Like its sister company in residential, Gutshall says Bernhardt Design specializes in the “jewels” of the office. Sustainability and human-centric design are key. The company showed off several new collections, including the ICE tables, gallery-inspired objects designed in collaboration with architect and artist Daniel Germani.

Bernhardt Design’s ICE tables

“It’s about well-being and elevating the feel of a space,” Gutshall said.

At the primarily residential Ethnicraft, the focus is on the “big fish.”

“We launched a new portal for designers, which is great for them because they often just buy lone items,” said Anne-Marie Earl, U.S. communications manager, who says the company’s contract side is growing. “It allows us to invest more time and sales efforts for the bigger architecture firms. Our product focus is solid wood and high-quality construction. People are wanting the natural wood grains and just everything natural, just like residential.”

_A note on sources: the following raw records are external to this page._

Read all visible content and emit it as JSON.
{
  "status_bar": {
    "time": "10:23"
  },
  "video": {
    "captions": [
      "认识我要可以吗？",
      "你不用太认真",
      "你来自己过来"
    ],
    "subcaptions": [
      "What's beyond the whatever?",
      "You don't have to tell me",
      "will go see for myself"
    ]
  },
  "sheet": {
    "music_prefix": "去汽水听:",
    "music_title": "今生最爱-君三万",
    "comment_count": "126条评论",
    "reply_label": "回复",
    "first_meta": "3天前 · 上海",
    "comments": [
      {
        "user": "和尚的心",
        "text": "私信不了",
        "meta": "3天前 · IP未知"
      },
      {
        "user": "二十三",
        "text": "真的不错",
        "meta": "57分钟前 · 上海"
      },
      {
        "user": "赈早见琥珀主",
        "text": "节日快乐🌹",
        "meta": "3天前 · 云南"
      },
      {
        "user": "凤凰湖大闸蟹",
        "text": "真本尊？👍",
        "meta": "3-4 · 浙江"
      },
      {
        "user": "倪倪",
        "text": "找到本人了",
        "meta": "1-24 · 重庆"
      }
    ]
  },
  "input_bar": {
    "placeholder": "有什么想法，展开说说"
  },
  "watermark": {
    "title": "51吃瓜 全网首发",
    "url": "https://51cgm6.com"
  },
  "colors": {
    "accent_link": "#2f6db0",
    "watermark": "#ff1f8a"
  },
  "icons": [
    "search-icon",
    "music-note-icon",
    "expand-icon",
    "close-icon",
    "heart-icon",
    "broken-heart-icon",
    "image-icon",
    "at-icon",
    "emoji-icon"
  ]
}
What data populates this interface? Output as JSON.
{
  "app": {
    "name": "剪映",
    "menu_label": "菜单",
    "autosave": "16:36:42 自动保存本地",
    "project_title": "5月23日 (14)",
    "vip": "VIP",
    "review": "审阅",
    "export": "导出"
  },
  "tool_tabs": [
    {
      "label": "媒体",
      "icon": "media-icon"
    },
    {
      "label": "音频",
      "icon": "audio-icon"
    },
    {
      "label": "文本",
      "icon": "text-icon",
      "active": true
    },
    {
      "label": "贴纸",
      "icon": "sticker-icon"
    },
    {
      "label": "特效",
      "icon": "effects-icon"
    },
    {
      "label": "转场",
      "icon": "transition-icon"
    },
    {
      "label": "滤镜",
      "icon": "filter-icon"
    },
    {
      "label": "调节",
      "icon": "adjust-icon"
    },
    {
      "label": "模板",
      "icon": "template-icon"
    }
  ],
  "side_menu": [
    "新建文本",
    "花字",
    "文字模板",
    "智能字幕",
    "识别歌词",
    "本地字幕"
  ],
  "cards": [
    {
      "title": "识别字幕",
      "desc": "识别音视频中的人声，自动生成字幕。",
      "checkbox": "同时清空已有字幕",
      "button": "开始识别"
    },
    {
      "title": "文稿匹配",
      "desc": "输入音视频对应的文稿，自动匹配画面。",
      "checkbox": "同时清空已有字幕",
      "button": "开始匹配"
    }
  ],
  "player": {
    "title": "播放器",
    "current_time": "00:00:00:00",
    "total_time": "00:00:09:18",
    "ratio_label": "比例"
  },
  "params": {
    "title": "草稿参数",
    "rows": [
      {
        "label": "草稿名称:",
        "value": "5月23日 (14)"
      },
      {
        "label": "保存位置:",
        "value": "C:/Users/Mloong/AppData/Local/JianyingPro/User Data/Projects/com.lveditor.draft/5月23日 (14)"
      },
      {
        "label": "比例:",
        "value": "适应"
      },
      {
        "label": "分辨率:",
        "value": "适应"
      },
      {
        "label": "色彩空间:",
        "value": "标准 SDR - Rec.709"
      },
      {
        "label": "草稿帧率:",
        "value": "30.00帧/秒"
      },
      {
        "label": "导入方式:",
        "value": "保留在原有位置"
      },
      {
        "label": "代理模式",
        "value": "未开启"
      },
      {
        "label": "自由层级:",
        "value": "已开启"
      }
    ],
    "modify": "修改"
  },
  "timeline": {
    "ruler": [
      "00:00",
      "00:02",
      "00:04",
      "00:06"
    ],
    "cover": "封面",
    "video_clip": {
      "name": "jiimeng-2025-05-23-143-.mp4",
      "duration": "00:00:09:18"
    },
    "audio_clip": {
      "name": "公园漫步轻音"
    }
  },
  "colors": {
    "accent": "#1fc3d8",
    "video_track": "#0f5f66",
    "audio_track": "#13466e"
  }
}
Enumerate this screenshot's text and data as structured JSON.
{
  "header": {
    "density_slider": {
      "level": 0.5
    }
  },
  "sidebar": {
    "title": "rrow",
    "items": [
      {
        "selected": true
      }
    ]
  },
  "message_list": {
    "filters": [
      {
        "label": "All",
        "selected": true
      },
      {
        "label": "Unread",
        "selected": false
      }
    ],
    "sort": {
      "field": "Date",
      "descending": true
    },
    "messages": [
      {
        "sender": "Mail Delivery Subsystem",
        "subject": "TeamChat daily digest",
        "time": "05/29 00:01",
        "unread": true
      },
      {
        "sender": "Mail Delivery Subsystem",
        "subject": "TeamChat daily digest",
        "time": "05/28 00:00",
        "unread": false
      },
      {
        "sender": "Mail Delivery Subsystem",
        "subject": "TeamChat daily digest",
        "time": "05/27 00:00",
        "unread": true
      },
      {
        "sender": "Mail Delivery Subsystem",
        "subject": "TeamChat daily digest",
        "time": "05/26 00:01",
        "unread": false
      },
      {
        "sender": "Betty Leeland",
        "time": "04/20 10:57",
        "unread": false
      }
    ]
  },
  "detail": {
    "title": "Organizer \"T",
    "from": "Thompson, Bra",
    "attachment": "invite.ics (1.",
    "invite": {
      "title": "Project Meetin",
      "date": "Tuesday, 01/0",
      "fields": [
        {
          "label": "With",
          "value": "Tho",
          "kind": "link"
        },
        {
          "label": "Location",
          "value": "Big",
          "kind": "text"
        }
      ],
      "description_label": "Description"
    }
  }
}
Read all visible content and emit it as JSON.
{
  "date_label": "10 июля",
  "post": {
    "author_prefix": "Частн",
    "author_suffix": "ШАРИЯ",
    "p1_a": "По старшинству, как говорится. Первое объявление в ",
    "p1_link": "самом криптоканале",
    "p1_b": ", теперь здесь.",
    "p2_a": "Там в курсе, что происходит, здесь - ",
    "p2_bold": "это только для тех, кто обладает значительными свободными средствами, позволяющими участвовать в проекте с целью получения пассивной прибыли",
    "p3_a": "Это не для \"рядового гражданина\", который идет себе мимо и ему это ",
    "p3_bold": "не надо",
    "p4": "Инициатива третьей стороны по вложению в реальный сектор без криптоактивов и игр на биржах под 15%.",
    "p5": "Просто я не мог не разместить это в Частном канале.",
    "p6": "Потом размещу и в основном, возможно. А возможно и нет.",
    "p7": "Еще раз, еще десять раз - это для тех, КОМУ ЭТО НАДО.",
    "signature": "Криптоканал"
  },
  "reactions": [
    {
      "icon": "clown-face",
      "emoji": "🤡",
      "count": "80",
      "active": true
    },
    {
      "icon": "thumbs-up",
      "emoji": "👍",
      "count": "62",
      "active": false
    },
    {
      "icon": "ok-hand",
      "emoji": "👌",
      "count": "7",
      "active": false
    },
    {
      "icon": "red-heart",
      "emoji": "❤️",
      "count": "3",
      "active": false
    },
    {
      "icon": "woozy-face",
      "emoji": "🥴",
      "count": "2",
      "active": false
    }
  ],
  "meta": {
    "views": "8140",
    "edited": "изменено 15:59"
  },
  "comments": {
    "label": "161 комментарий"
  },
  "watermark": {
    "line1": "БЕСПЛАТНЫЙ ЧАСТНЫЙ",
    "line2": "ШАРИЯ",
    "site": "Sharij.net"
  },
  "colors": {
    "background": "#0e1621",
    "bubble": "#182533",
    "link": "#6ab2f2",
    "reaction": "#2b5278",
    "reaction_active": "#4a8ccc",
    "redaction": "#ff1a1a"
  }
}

Like residential, exhibiting companies said business is weaker post-COVID.

“Contract has slowed, but it’s not in the doldrums,” said Gutshall. “We didn’t have the craze of COVID like residential did. We’ve sort of gone from a fire hose level of business to a garden hose. We just have to work harder for business. The election and high interest rates are affecting us, too.”

At Watson, Pearl agreed. “Europeans are back in the office, but the U.S. hasn’t moved as fast,” he said. “Business is still down from pre-COVID, but it’s coming back.